Ele enfiou algumas peças de roupa para ela não ter de sair do lugar onde escolhera ficar. De seguida, passou-lhe a trouxa negra do seu vestido. Ela sentou-se e enfiou-o pela cabeça.

Ele sentou-se ao lado dela na enxerga de palha. Perguntou-se se ela iria falar da noite passada e o que deveria dizer quando ela o fizesse. Ela não era o tipo de mulher que estaria à espera de gratidão ou desculpas. E era mais do que certo que não pretenderia uma oferta de pagamento ou apoio. Ela não esperava rigorosamente nada da sua parte e iria interpretar mal qualquer proposta nesse sentido.

– Tendes a Alexia – disse ele. – Ontem dissestes que estáveis sozinha, mas a Alexia é uma amiga leal.

As palavras dela tinham ecoado na sua cabeça enquanto estava deitado ao seu lado. Tinha-se interrogado acerca das amizades dela em rapariga, se é que tinha tido alguma. Suspeitava que não existiam muitas mães dispostas a autorizar as suas filhas a manter uma amizade com a filha de Artemis Blair.

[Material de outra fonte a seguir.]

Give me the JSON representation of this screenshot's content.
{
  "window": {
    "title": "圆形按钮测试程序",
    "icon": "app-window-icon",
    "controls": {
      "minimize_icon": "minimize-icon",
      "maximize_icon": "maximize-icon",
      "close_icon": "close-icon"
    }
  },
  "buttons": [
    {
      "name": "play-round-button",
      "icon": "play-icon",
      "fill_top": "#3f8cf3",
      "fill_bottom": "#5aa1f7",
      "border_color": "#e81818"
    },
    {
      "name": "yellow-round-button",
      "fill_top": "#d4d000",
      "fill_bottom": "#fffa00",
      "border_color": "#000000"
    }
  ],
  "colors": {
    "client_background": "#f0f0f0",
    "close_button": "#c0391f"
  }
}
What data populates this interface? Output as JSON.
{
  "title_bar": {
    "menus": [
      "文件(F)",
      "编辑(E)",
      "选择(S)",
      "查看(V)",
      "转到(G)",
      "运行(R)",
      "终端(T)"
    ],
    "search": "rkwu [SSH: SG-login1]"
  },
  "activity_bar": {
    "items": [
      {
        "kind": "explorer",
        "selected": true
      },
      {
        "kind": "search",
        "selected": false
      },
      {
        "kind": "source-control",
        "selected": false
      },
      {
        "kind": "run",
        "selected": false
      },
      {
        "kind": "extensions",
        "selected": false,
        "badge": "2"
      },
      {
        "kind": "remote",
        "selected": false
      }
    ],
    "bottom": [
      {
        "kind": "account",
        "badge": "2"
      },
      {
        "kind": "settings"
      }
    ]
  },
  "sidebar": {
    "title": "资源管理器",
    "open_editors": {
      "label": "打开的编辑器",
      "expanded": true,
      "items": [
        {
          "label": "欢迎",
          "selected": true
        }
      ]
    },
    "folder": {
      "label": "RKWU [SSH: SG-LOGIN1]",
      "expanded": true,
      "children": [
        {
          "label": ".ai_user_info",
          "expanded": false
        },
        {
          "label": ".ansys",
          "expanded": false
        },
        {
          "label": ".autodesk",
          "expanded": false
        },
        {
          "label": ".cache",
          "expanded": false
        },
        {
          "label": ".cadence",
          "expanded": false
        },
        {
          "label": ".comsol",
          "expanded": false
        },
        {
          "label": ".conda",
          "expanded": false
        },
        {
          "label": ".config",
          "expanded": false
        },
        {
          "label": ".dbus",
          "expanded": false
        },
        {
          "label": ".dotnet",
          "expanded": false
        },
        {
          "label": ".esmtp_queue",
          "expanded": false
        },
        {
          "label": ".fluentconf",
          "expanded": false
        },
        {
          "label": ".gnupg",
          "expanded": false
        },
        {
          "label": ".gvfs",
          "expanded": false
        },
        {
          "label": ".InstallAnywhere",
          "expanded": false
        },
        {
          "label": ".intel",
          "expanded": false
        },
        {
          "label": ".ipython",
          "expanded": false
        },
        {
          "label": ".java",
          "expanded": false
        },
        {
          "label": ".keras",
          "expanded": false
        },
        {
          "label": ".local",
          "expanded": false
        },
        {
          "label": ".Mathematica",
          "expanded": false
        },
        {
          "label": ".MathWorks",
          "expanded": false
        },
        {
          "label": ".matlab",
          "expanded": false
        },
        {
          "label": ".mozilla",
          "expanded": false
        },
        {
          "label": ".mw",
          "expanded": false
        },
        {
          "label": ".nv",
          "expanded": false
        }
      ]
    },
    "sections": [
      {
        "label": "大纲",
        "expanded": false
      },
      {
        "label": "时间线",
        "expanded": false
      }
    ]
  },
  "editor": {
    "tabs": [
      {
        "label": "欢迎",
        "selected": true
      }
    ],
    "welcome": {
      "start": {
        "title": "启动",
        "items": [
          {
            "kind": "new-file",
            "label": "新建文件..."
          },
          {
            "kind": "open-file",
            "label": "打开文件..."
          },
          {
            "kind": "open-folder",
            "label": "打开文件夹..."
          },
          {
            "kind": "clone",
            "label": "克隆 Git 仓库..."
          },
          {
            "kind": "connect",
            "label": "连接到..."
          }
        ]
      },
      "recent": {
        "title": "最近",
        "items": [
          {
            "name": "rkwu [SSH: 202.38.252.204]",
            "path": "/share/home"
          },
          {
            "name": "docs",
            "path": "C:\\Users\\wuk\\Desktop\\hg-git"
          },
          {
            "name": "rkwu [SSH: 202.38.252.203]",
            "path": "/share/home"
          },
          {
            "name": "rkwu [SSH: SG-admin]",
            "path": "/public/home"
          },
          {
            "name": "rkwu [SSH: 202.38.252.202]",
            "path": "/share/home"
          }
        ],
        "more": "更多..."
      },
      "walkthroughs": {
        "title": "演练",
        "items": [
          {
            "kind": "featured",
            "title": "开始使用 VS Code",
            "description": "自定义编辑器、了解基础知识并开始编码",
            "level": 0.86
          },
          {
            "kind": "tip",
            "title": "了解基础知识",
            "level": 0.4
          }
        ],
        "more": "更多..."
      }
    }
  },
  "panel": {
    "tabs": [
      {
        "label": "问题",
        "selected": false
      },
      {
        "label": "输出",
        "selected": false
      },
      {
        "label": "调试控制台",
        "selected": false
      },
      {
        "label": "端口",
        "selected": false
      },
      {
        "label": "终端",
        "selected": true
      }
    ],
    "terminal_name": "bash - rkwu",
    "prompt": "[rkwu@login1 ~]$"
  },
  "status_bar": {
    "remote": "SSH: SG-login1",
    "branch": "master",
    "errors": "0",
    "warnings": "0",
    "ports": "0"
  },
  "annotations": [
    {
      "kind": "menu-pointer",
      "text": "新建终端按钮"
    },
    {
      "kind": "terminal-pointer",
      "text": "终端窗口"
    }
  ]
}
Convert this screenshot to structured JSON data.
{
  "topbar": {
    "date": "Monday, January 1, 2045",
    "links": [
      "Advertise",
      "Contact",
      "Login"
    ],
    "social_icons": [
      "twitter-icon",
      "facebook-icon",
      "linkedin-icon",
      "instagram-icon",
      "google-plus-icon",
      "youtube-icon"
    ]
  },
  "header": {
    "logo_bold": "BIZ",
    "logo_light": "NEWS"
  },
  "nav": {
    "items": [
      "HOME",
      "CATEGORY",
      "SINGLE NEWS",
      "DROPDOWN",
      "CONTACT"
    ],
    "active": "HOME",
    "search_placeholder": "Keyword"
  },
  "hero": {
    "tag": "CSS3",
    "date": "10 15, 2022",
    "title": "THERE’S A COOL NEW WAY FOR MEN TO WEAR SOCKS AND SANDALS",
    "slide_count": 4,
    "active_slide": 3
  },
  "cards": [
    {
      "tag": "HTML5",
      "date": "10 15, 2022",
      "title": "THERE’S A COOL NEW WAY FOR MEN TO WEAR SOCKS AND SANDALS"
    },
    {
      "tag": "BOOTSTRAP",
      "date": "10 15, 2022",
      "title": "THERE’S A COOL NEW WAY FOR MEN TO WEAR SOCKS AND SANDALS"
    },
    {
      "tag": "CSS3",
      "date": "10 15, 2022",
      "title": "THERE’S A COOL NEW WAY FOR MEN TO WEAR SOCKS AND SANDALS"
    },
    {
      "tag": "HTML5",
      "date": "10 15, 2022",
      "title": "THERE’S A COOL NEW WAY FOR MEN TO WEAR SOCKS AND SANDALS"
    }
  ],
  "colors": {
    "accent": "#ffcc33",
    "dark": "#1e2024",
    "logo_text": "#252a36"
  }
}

Ela inclinou-se na sua direcção para lhe dar um beijo no rosto. Ele partira do princípio que a determinado ponto do dia de hoje a intimidade latente iria extinguir-se e que ela trataria a noite anterior como parte do passado. Agora, porém, ela mostrara-lhe com aquele gesto que considerava a sua preocupação, no mínimo, enternecedora.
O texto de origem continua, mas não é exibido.